Zoals voor veel schrijvers van vijftig jaar en ouder geldt, kende Matsiers levensweg een belangrijk breekpunt. Hij nam net als bijvoorbeeld Gerrit Krol, Rutger Kopland en Jan Siebelink afstand van zijn gereformeerde opvoeding. In tegenstelling tot het werk van iemand als Maarten 't Hart, spreekt uit "Gesloten huis" echter geen rancune. Die fase heeft Matsier achter zich gelaten.
Nadat hij jarenlang als jongere niet meezong in de kerk en later stiekem de kerkdiensten verzuimde om zich bij het uitgaan van de kerk gewiekst in het gewoel van de kerkgangers te begeven, zet hij er op een gegeven moment een duidelijke, officiële punt achter. Tjit beweert dat dat feitelijk niet veel meer betekende, omdat hij voor zichzelf al veel eerder die punt zette. Toch is de herinnering van zijn officiële breuk met de kerk geladen met emoties. De breuk met de kerk betekende tegelijk de pijnlijke breuk met zijn ouders.
Kruisingsloos
Opvallend is hoe Matsier de ik-vorm, waarin vrijwel de hele roman is gesteld, hier loslaat en inwisselt voor de hij-vorm. Deze afstandelijke verhaalvorm "ik" wordt "hoofdpersoon"- dient hier om de emoties in de greep te houden: ,,Op een dag, vanzelfsprekend een zondag, gebeurde het tenslotte dat de al in jaren gevorderde hoofdpersoon van deze geschiedenis zomaar toesloeg. Zijn vader verzorgde met zijn auto een bejaardentransport hij ,,reed bejaarden", zoals dat heette; de gedachte was: het meer mobiele gemeentelid brengt het minder mobiele naar de kerk, zijn vader was dus al weg, zijn moeder had haar zwarte bontjas al aan en was bezig haar tweede handschoen aan te trekken toen hij tot zijn eigen verrassing ,,Ik ga niet meer mee" zei, waarop zijn moeder, alsof het scenario voor deze gebeurtenis al jaren klaarlag, begon te huilen; huilend de trap opging; en zich huilend, in bontjas, op het echtelijk bed legde. De zoon begaf zich intussen naar zijn voormalige jongenskamer, keek uit het dakraam, en voelde zijn lafheid en zijn opluchting. Het gesnik van zijn moeder duurde voort tot haar man terugkwam van het bejaarden rijden". Naderhand sprak men in huize Reinsma niet meer over dit voorval.

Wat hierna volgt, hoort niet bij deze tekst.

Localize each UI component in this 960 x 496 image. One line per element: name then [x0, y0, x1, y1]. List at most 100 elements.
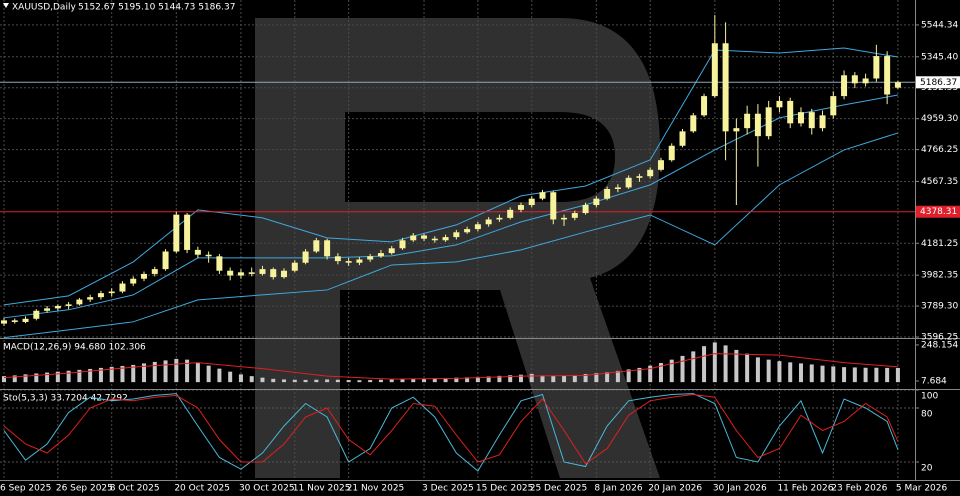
macd-bar — [895, 367, 900, 383]
candle-body — [787, 100, 794, 124]
macd-bar — [702, 346, 707, 383]
stoch-line — [3, 393, 899, 465]
macd-bar — [346, 380, 351, 383]
macd-bar — [335, 379, 340, 383]
macd-bar — [303, 379, 308, 383]
macd-bar — [852, 367, 857, 383]
macd-title: MACD(12,26,9) 94.680 102.306 — [3, 343, 146, 353]
candle-body — [453, 232, 460, 238]
symbol-icon — [3, 3, 9, 8]
candle-body — [593, 198, 600, 206]
price-label: 5186.37 — [920, 78, 957, 88]
macd-bar — [271, 378, 276, 383]
macd-bar — [432, 378, 437, 383]
macd-bar — [680, 355, 685, 383]
candle-body — [582, 205, 589, 214]
y-tick-label: 4567.35 — [921, 177, 958, 187]
x-tick-label: 26 Sep 2025 — [56, 484, 113, 494]
macd-bar — [238, 374, 243, 383]
x-tick-label: 11 Feb 2026 — [777, 484, 833, 494]
candle-body — [614, 187, 621, 190]
candle-body — [141, 273, 148, 279]
macd-bar — [572, 374, 577, 383]
price-label: 4378.31 — [920, 207, 957, 217]
candle-body — [754, 113, 761, 137]
candle-body — [216, 256, 223, 271]
candle-body — [237, 272, 244, 276]
macd-bar — [163, 360, 168, 383]
y-tick-label: 4766.25 — [921, 145, 958, 155]
macd-bar — [88, 368, 93, 383]
x-tick-label: 30 Oct 2025 — [239, 484, 295, 494]
macd-bar — [788, 362, 793, 383]
macd-bar — [518, 374, 523, 383]
candle-body — [873, 56, 880, 79]
macd-bar — [745, 353, 750, 383]
candle-body — [313, 240, 320, 252]
candle-body — [517, 205, 524, 210]
macd-bar — [669, 359, 674, 383]
macd-bar — [820, 365, 825, 383]
y-tick-label: 248.154 — [921, 340, 958, 350]
y-tick-label: 3596.25 — [921, 332, 958, 342]
candle-body — [421, 235, 428, 239]
candle-body — [334, 256, 341, 262]
candle-body — [442, 237, 449, 241]
candle-body — [797, 112, 804, 124]
macd-bar — [2, 376, 6, 383]
candle-body — [377, 253, 384, 257]
candle-body — [841, 75, 848, 97]
candle-body — [388, 248, 395, 254]
candle-body — [119, 283, 126, 292]
macd-bar — [228, 371, 233, 383]
macd-bar — [66, 370, 71, 383]
candle-body — [819, 115, 826, 129]
macd-bar — [562, 375, 567, 383]
macd-bar — [809, 364, 814, 383]
candle-body — [884, 56, 891, 95]
macd-bar — [77, 369, 82, 383]
macd-bar — [378, 379, 383, 383]
chart-title: XAUUSD,Daily — [12, 3, 76, 13]
macd-bar — [637, 367, 642, 383]
macd-bar — [755, 357, 760, 383]
macd-bar — [648, 365, 653, 383]
x-tick-label: 25 Dec 2025 — [530, 484, 588, 494]
stoch-line — [3, 393, 899, 472]
macd-bar — [691, 351, 696, 383]
macd-bar — [885, 367, 890, 383]
macd-bar — [120, 365, 125, 383]
macd-bar — [605, 372, 610, 383]
candle-body — [97, 293, 104, 298]
candle-body — [54, 305, 61, 309]
macd-bar — [217, 368, 222, 383]
price-label-box — [916, 205, 960, 218]
candle-body — [1, 320, 7, 324]
candle-body — [571, 213, 578, 218]
y-tick-label: 4959.30 — [921, 114, 958, 124]
macd-bar — [260, 377, 265, 383]
candle-body — [162, 251, 169, 270]
candle-body — [561, 217, 568, 220]
macd-bar — [98, 367, 103, 383]
candle-body — [227, 270, 234, 276]
candle-body — [87, 297, 94, 300]
watermark — [255, 18, 660, 478]
macd-bar — [292, 379, 297, 383]
macd-bar — [734, 349, 739, 383]
macd-bar — [325, 379, 330, 383]
macd-bar — [142, 363, 147, 383]
macd-bar — [497, 375, 502, 383]
macd-bar — [454, 377, 459, 383]
x-tick-label: 3 Dec 2025 — [422, 484, 474, 494]
stoch-title: Sto(5,3,3) 33.7204 42.7292 — [3, 394, 128, 404]
x-tick-label: 5 Mar 2026 — [896, 484, 948, 494]
candle-body — [11, 320, 18, 322]
y-tick-label: 80 — [921, 410, 933, 420]
x-tick-label: 20 Jan 2026 — [648, 484, 702, 494]
candle-body — [604, 189, 611, 199]
macd-bar — [529, 373, 534, 383]
candle-body — [496, 217, 503, 220]
candle-body — [808, 112, 815, 129]
x-tick-label: 8 Jan 2026 — [594, 484, 642, 494]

Later, tijdens de periode van zijn psychische inzinking, heeft Tjit een confrontatie met zijn ouders over het geloof. Ze blijken nog steeds hun geloof te hebben behouden. Maar Tjit denkt naderhand bij het bekijken van een kladblok waarop verkeersborden staan afgebeeld: ,,(...) alleen maar verkeersborden. Niet links afslaan, niet inrijden, stoplicht op rood, eenrichtingsverkeer, verboden voor fietsers, doodlopende weg, maar ik bevond mij allang op de snelweg, om mij kruisingsvrij te begeven waarheen mijn hart mij ingaf".

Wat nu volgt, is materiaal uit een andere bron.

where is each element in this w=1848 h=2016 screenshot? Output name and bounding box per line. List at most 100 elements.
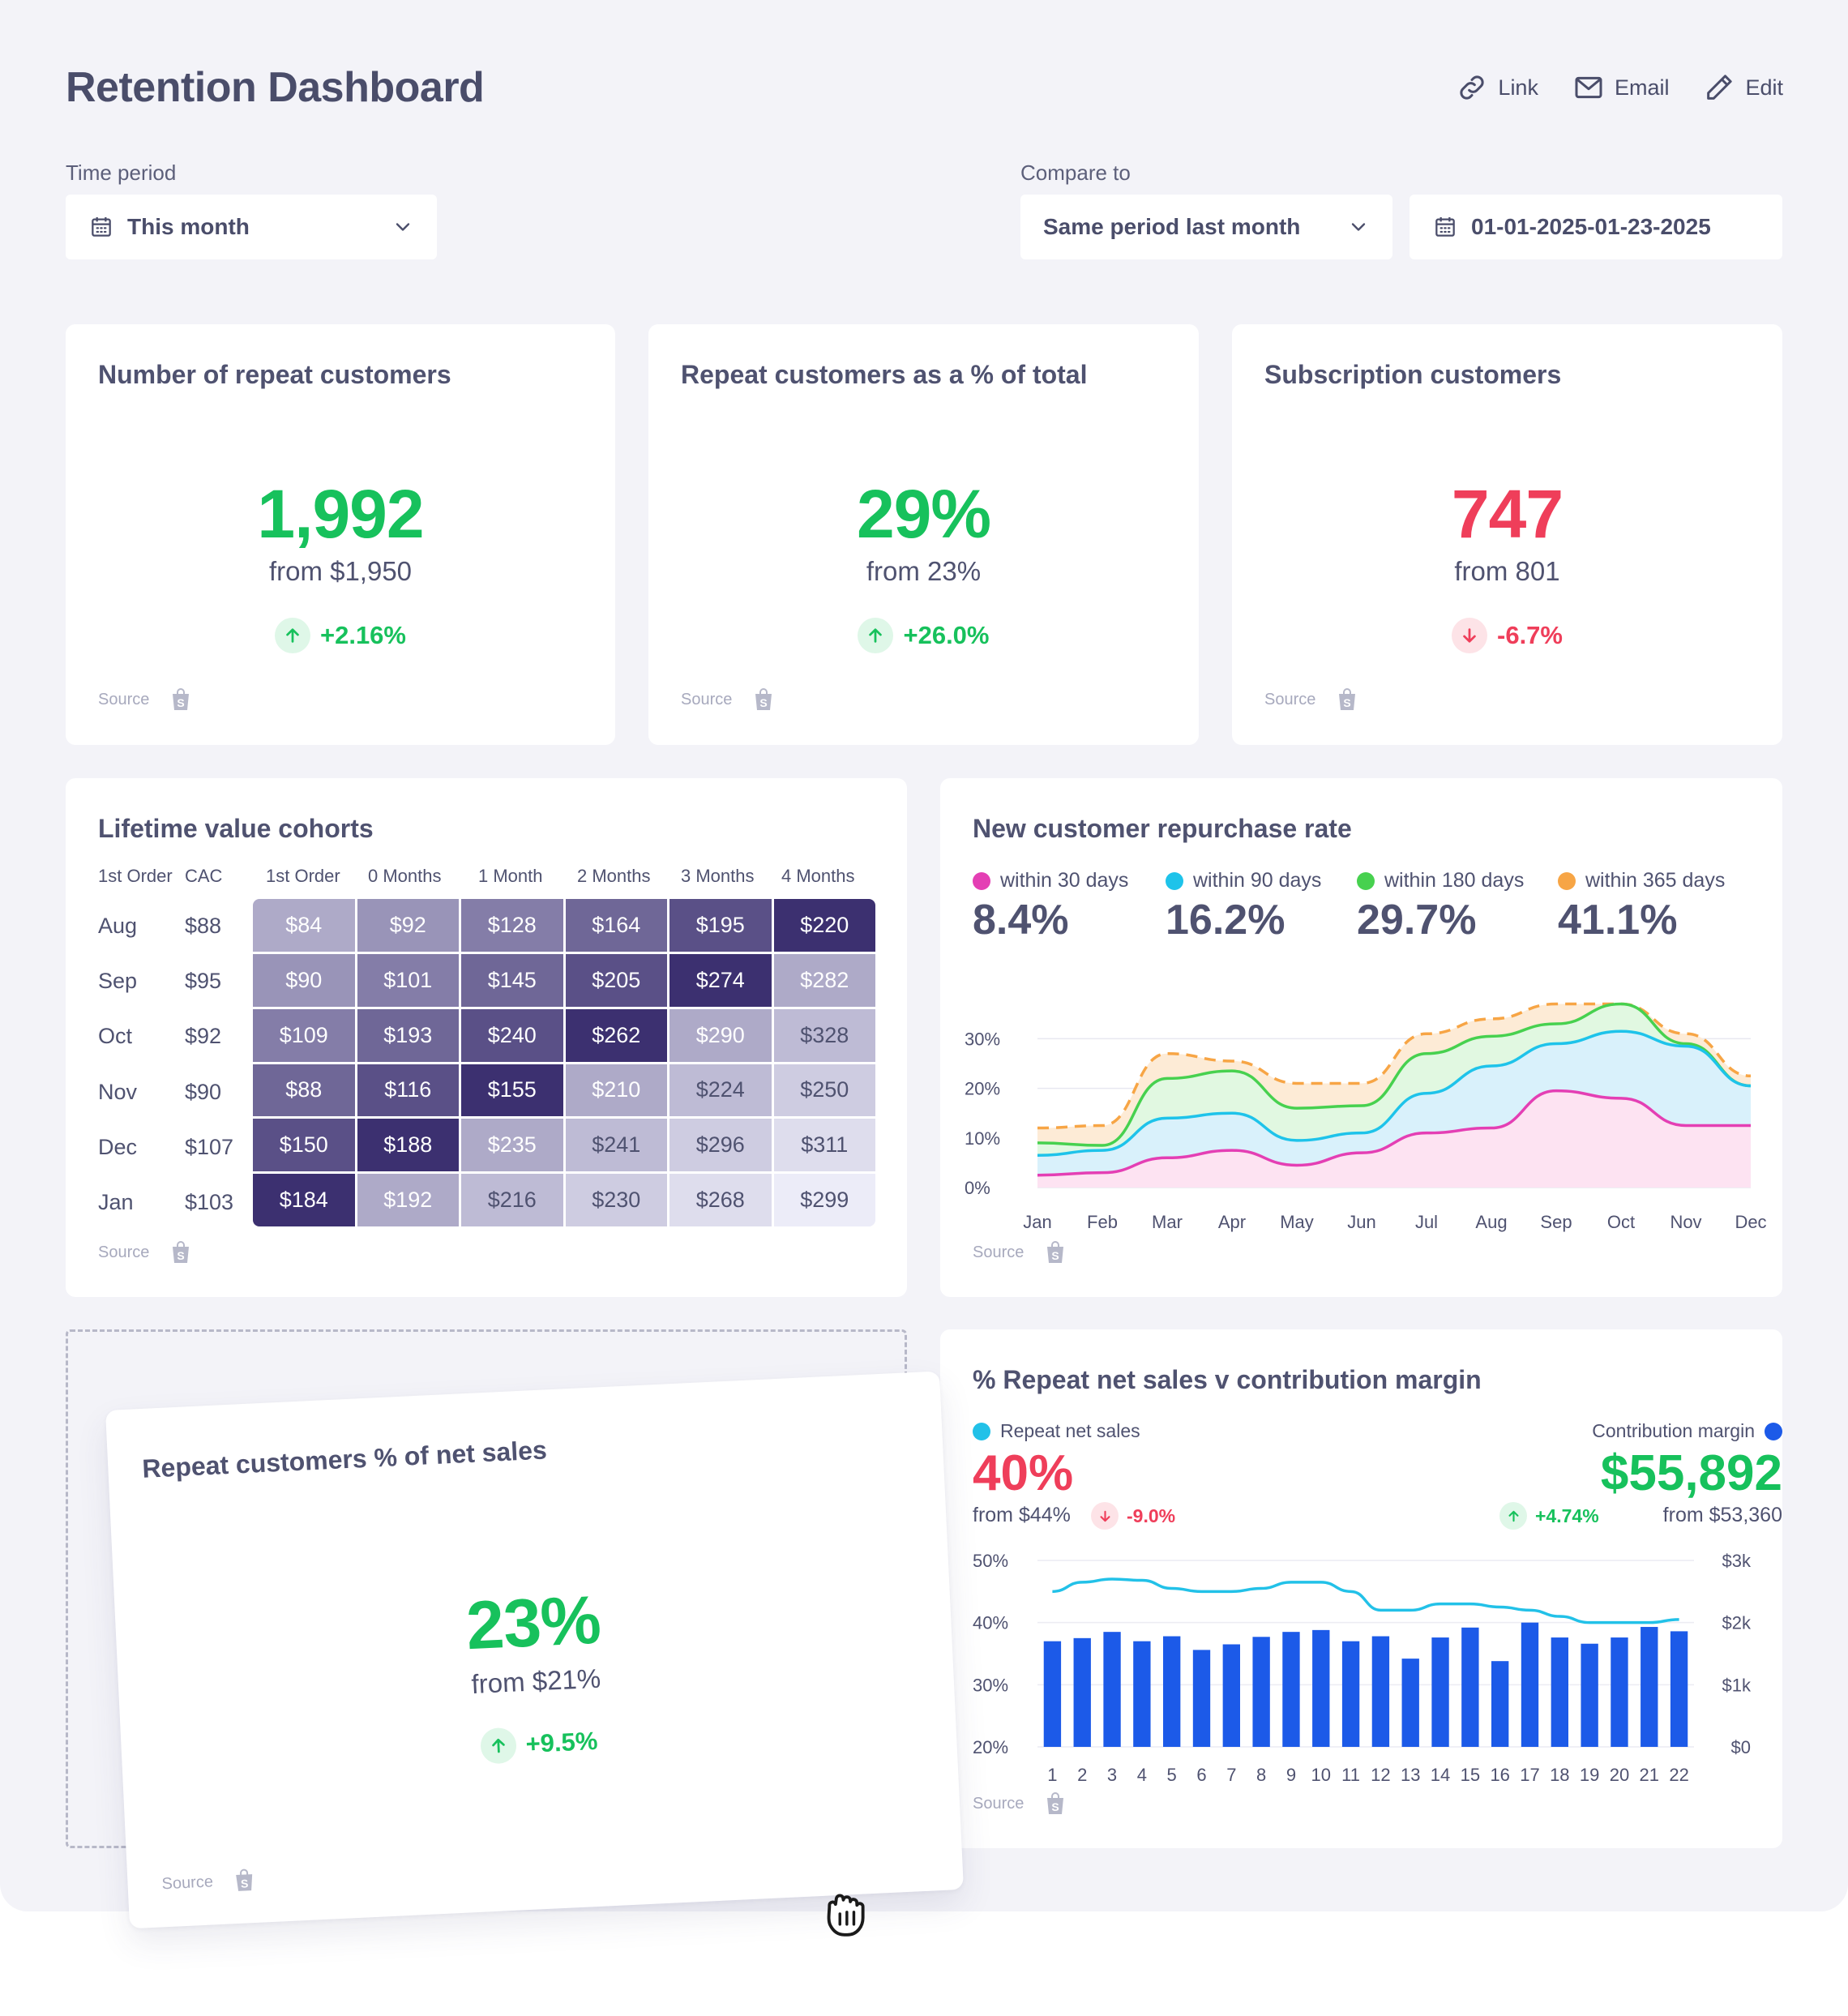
series-line xyxy=(1037,1089,1751,1177)
shopify-bag-icon: S xyxy=(173,688,190,710)
x-tick-label: Aug xyxy=(1475,1212,1507,1232)
email-label: Email xyxy=(1614,75,1670,100)
legend-label: Contribution margin xyxy=(1592,1420,1755,1441)
cohort-cell: $109 xyxy=(253,1008,355,1062)
cohort-cell: $184 xyxy=(253,1174,355,1226)
cohort-cell: $241 xyxy=(565,1119,667,1172)
cohort-cac: $88 xyxy=(185,914,222,938)
cohort-cac: $95 xyxy=(185,969,222,994)
repeat-net-sales-change: -9.0% xyxy=(1091,1502,1175,1530)
legend-dot xyxy=(1166,871,1183,890)
legend-item-90-days: within 90 days xyxy=(1166,869,1321,892)
x-tick-label: 6 xyxy=(1196,1765,1206,1785)
kpi-card-subscription[interactable]: Subscription customers 747 from 801 -6.7… xyxy=(1232,324,1782,745)
y-tick-label: 0% xyxy=(965,1178,990,1198)
bar xyxy=(1252,1637,1270,1747)
kpi-card-repeat-percent[interactable]: Repeat customers as a % of total 29% fro… xyxy=(648,324,1199,745)
y-right-tick-label: $0 xyxy=(1731,1737,1751,1757)
x-tick-label: 9 xyxy=(1286,1765,1296,1785)
header-actions: Link Email Edit xyxy=(1456,71,1783,104)
page-title: Retention Dashboard xyxy=(66,64,485,111)
link-icon xyxy=(1460,75,1484,100)
cohort-month: Nov xyxy=(98,1079,138,1104)
x-tick-label: 11 xyxy=(1341,1765,1360,1785)
cohort-cell: $328 xyxy=(773,1008,875,1062)
repeat-net-sales-legend: Repeat net sales xyxy=(973,1420,1140,1442)
shopify-bag-icon: S xyxy=(1339,688,1356,710)
shopify-bag-icon: S xyxy=(173,1241,190,1263)
y-tick-label: 30% xyxy=(965,1029,1000,1049)
bar xyxy=(1222,1644,1240,1747)
legend-value: 16.2% xyxy=(1166,897,1285,944)
y-right-tick-label: $3k xyxy=(1722,1551,1752,1571)
card-title: Number of repeat customers xyxy=(98,360,451,389)
cohort-cell: $216 xyxy=(461,1174,563,1226)
cohort-cell: $250 xyxy=(773,1064,875,1117)
repeat-sales-card[interactable]: % Repeat net sales v contribution margin… xyxy=(940,1329,1782,1848)
source-label: Source xyxy=(98,690,150,708)
shopify-bag-icon: S xyxy=(236,1868,253,1891)
bar xyxy=(1461,1627,1479,1747)
email-button[interactable]: Email xyxy=(1572,71,1670,104)
bar xyxy=(1103,1632,1121,1747)
cohort-header: 1st Order xyxy=(266,866,340,886)
repeat-net-sales-from: from $44% xyxy=(973,1504,1071,1526)
x-tick-label: 14 xyxy=(1431,1765,1450,1785)
arrow-down-icon xyxy=(1452,618,1487,653)
repeat-sales-bar-chart: 20%30%40%50%$0$1k$2k$3k1 2 3 4 5 6 7 8 9 10 11 12 13… xyxy=(973,1551,1752,1785)
cohort-cell: $90 xyxy=(253,953,355,1007)
cohort-cac: $107 xyxy=(185,1134,234,1159)
x-tick-label: Oct xyxy=(1607,1212,1635,1232)
bar xyxy=(1073,1637,1091,1747)
source-label: Source xyxy=(98,1243,150,1261)
card-title: Lifetime value cohorts xyxy=(98,814,374,843)
date-range-picker[interactable]: 01-01-2025-01-23-2025 xyxy=(1410,195,1782,259)
legend-item-30-days: within 30 days xyxy=(973,869,1128,892)
x-tick-label: Mar xyxy=(1152,1212,1183,1232)
cohort-cell: $145 xyxy=(461,953,563,1007)
kpi-change: +26.0% xyxy=(648,618,1199,653)
source-row: Source S xyxy=(973,1240,1066,1265)
source-label: Source xyxy=(973,1243,1025,1261)
x-tick-label: 3 xyxy=(1107,1765,1117,1785)
change-value: -9.0% xyxy=(1127,1505,1176,1526)
legend-label: within 180 days xyxy=(1384,869,1525,892)
y-right-tick-label: $1k xyxy=(1722,1675,1752,1695)
legend-item-180-days: within 180 days xyxy=(1357,869,1524,892)
cohort-cell: $84 xyxy=(253,899,355,952)
x-tick-label: Dec xyxy=(1735,1212,1766,1232)
cohort-cell: $220 xyxy=(773,899,875,952)
legend-label: Repeat net sales xyxy=(1000,1420,1140,1441)
card-title: Repeat customers % of net sales xyxy=(141,1435,548,1483)
source-row: Source S xyxy=(1264,687,1358,712)
link-button[interactable]: Link xyxy=(1456,71,1538,104)
edit-label: Edit xyxy=(1745,75,1783,100)
edit-button[interactable]: Edit xyxy=(1703,71,1783,104)
kpi-card-repeat-customers[interactable]: Number of repeat customers 1,992 from $1… xyxy=(66,324,615,745)
time-period-select[interactable]: This month xyxy=(66,195,437,259)
cohort-cac: $90 xyxy=(185,1079,222,1104)
cohort-cell: $240 xyxy=(461,1008,563,1062)
cohort-cell: $164 xyxy=(565,899,667,952)
bar xyxy=(1641,1627,1658,1747)
kpi-change: -6.7% xyxy=(1232,618,1782,653)
shopify-bag-icon: S xyxy=(755,688,772,710)
change-value: +4.74% xyxy=(1535,1505,1599,1526)
bar xyxy=(1371,1636,1390,1747)
bar xyxy=(1163,1636,1181,1747)
cohort-month: Aug xyxy=(98,914,138,938)
bar xyxy=(1312,1629,1330,1747)
x-tick-label: Jun xyxy=(1347,1212,1375,1232)
card-title: Repeat customers as a % of total xyxy=(681,360,1088,389)
compare-select[interactable]: Same period last month xyxy=(1020,195,1392,259)
calendar-icon xyxy=(92,217,111,237)
chevron-down-icon xyxy=(396,223,410,231)
contribution-margin-change: +4.74% xyxy=(1499,1502,1599,1530)
x-tick-label: 12 xyxy=(1371,1765,1390,1785)
shopify-bag-icon: S xyxy=(1047,1792,1064,1814)
kpi-change-value: -6.7% xyxy=(1497,621,1563,649)
dragging-card-repeat-net-sales[interactable]: Repeat customers % of net sales 23% from… xyxy=(105,1371,965,1929)
cohort-header: CAC xyxy=(185,866,223,886)
bar xyxy=(1401,1659,1419,1747)
cohort-header: 2 Months xyxy=(577,866,651,886)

Dit citaat bevat de resultante van het "in orde maken van zijn huis". De hinderlijke verbodsregels zijn achter de rug, er staan geen stoplichten meer op rood. Tjit bevindt zich op een levensweg zonder lastige kruisingen - zonder kruis. De weg van het eigen hart.
N.a.v. "Gesloten huis", door Nicolaas Matsier.